The African-American transgender nurse, filed a complaint Jan. 26 in Pinellas County Circuit Court against HCA, Inc., alleging violation of the 1964 Civil Rights Act and Florida Civil Rights Act.

According to the complaint, the nurse had worked at HCA’s Northside Hospital in St. Petersburg since August 2011 as a fulltime advanced registered nurse practitioner. In April 2017, the suit says, she learned Northside was short-staffed, yet nobody contacted her for work despite her having requested extra work since February.
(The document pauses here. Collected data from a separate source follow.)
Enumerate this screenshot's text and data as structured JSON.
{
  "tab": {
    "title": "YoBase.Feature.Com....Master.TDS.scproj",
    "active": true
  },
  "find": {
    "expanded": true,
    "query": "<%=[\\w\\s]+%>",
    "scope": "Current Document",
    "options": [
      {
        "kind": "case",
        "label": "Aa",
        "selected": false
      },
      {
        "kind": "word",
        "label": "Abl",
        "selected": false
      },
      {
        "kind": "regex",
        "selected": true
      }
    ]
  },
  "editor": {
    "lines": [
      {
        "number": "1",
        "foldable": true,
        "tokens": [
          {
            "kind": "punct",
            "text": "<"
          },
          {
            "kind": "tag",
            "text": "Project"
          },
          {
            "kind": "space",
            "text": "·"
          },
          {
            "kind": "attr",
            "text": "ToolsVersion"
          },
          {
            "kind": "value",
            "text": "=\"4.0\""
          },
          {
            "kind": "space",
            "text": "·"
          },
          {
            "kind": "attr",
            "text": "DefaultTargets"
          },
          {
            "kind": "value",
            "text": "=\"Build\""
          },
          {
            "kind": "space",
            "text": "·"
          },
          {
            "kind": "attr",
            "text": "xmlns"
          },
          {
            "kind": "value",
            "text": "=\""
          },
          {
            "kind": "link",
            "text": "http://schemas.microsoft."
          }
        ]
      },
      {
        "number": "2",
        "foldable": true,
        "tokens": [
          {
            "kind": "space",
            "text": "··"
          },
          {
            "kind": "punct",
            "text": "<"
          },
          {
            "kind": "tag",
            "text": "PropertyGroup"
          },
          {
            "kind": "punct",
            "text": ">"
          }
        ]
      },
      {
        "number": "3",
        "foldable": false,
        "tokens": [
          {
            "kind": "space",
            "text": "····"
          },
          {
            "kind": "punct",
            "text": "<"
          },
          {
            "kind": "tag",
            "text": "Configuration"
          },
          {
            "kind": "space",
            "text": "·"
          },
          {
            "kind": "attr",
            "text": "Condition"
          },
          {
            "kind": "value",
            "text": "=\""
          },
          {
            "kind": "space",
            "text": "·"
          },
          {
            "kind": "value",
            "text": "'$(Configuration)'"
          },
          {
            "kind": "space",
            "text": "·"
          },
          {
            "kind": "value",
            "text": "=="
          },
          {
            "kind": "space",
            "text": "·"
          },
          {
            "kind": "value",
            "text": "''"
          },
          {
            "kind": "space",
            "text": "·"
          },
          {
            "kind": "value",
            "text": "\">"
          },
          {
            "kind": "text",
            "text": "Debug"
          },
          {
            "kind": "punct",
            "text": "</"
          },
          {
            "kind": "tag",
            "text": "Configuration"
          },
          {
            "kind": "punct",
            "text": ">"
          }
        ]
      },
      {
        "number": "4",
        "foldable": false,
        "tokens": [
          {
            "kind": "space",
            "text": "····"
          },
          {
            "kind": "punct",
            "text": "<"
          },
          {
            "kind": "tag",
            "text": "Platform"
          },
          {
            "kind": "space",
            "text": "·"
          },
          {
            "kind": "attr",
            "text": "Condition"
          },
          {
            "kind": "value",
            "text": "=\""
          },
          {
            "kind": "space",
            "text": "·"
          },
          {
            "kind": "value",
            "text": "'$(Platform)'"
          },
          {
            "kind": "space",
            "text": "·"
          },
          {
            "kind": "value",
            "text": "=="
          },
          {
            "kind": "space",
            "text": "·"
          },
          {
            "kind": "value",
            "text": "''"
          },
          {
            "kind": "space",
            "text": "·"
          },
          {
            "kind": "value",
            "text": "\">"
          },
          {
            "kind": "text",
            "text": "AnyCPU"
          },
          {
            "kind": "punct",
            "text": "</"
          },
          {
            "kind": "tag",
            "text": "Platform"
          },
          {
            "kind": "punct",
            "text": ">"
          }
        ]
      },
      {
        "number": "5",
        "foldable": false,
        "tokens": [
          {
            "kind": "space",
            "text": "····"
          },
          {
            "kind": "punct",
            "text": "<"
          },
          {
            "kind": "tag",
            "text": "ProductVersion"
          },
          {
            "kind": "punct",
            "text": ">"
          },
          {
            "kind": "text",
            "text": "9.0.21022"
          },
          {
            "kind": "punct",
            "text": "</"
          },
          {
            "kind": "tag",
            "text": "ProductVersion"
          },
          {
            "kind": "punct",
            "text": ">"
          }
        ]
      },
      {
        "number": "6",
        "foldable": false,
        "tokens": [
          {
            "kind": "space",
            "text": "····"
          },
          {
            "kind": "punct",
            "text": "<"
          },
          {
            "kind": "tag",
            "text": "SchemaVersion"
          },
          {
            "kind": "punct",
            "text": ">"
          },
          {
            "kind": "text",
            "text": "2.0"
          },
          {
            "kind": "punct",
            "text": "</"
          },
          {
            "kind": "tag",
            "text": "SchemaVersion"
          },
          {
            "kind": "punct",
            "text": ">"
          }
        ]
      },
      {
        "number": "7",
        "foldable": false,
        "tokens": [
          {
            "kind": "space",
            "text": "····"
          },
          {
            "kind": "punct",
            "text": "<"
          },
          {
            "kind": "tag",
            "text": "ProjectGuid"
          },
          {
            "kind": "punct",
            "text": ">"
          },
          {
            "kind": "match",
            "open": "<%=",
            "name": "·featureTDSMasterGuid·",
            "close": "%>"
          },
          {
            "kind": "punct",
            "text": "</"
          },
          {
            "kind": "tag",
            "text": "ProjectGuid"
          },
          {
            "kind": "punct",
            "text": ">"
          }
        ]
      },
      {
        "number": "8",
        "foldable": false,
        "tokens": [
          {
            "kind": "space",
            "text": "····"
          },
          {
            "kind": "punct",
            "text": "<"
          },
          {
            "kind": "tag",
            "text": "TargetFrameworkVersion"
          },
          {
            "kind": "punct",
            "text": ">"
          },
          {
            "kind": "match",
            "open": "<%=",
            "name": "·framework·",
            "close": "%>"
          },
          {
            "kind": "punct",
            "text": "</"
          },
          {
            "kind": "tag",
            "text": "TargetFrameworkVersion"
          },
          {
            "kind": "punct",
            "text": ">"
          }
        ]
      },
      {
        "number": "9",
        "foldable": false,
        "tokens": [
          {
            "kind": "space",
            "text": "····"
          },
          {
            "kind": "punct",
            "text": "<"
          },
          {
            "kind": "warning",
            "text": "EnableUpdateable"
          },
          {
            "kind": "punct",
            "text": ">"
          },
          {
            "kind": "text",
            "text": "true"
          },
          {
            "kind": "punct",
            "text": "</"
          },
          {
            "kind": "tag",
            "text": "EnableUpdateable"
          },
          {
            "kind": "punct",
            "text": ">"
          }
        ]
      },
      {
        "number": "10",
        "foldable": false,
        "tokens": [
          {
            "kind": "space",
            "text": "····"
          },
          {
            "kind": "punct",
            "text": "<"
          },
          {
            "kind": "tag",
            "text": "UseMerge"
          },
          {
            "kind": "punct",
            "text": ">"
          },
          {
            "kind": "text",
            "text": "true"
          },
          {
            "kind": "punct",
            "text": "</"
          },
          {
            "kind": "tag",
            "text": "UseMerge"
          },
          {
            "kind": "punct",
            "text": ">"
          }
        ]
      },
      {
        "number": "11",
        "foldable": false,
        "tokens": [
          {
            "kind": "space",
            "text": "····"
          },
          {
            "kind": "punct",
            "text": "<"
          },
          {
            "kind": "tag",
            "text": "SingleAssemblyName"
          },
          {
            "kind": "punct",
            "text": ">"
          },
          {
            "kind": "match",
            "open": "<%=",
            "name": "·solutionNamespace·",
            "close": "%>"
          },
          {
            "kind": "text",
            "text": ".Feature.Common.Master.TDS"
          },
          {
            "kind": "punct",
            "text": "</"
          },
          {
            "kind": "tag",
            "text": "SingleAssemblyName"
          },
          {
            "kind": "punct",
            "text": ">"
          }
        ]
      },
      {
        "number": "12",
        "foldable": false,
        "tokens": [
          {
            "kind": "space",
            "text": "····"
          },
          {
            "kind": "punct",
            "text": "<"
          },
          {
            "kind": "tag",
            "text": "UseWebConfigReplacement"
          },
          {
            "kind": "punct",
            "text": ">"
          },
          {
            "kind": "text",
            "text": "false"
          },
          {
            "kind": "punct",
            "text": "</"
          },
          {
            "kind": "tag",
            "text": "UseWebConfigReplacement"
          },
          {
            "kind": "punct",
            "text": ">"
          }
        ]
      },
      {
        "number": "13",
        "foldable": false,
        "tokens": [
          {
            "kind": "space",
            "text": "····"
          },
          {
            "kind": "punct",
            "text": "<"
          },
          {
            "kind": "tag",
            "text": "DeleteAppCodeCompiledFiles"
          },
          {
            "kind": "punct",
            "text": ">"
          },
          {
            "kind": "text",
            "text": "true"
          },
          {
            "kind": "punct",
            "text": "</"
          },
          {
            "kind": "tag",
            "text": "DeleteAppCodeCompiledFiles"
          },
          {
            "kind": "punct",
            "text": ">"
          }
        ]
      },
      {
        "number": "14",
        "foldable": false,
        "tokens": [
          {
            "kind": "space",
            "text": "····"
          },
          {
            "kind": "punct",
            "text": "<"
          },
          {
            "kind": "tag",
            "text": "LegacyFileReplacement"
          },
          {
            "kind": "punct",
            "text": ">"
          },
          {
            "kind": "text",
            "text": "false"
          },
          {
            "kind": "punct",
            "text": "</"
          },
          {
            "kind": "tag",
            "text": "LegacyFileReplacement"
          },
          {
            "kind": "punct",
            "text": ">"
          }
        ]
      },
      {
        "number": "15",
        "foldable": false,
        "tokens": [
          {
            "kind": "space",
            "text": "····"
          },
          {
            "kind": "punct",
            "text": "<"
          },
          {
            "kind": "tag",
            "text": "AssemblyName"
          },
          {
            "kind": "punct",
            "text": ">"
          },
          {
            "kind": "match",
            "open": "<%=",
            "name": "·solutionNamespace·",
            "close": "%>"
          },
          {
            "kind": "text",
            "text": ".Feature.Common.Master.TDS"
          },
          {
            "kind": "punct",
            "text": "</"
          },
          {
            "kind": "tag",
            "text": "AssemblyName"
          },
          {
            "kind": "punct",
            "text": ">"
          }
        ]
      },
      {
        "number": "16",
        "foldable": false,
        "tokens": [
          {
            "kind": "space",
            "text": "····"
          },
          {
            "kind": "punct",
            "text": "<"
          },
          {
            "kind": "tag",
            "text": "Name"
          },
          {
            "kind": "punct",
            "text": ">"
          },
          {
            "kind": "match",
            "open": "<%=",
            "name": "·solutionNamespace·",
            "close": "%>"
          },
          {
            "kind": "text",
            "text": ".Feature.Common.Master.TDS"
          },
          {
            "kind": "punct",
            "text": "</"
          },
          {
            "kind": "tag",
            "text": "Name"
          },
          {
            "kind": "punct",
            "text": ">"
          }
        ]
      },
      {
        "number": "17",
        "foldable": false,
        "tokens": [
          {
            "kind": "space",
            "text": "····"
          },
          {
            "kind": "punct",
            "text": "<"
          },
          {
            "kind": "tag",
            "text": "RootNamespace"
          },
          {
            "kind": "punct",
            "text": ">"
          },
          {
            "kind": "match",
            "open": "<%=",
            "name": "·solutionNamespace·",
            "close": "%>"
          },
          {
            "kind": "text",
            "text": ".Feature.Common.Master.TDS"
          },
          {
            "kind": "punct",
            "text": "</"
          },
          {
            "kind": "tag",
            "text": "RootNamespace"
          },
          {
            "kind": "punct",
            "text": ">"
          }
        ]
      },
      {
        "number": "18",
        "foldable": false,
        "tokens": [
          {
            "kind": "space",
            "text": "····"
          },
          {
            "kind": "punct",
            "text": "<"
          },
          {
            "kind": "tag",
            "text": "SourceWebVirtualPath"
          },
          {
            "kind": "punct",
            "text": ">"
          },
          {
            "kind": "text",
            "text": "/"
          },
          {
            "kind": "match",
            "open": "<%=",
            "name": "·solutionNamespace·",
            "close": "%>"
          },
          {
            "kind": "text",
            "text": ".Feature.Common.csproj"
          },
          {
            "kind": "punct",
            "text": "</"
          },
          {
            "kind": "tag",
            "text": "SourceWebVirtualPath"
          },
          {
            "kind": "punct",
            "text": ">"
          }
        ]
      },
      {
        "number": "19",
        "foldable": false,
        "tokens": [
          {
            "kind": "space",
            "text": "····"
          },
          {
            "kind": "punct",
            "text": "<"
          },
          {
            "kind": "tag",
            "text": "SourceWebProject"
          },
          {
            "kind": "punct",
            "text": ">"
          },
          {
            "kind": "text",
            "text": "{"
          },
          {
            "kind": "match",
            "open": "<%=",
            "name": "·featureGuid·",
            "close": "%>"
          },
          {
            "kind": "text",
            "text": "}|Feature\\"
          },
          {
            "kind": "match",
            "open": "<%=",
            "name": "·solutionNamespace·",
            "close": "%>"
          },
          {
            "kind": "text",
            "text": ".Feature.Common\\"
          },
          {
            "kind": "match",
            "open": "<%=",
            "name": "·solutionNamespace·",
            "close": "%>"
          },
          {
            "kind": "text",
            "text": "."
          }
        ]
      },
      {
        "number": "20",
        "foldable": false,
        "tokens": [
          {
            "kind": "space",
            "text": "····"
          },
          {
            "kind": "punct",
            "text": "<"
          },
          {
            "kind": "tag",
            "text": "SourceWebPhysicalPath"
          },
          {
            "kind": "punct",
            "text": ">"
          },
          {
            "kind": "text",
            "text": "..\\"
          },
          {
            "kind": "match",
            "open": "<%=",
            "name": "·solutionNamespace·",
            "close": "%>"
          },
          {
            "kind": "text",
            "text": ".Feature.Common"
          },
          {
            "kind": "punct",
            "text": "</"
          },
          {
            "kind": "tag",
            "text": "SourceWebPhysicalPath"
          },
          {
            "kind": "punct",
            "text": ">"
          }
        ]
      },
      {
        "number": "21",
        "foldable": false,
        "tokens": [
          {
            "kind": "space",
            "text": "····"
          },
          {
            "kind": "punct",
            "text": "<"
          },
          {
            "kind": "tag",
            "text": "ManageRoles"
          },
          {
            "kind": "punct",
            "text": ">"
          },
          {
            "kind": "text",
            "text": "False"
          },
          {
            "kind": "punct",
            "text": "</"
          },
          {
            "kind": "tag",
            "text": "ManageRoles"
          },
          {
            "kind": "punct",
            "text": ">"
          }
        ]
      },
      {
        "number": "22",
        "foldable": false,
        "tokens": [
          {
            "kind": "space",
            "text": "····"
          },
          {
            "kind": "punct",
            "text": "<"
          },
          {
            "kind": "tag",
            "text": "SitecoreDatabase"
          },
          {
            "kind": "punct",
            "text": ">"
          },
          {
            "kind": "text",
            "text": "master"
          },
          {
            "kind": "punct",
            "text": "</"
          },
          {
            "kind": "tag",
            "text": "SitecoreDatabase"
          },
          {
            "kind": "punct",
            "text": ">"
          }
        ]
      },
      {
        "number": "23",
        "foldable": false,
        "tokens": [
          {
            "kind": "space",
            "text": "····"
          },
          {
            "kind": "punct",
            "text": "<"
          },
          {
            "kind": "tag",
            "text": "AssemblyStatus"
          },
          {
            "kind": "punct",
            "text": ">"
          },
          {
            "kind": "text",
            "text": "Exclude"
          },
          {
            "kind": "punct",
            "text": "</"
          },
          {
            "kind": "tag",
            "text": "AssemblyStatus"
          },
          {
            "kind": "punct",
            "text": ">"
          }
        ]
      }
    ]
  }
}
The nurse says she was subjected to discrimination, accused of stealing and was eventually terminated July 17, 2017.

She alleges HCA failed to provide her PRN hours while providing PRN hours to a white/Caucasian peer, made false accusation of theft of food and subjected an employee to discriminatory acts.

Discrimination in the workplace can on various forms. Sex and gender discrimination is becoming more common as the number of women and openly gay, lesbian, bisexual and transgender individuals enter the workforce. Even though state and federal laws mandate that these employees are given equal access and protections, they are often discriminated against simply because of their sex or gender identification.

An individual may be discriminated against at work simply because of their sex or because they are genetically one sex and identify as another. Fortunately, employment laws protect against these and other similar situations.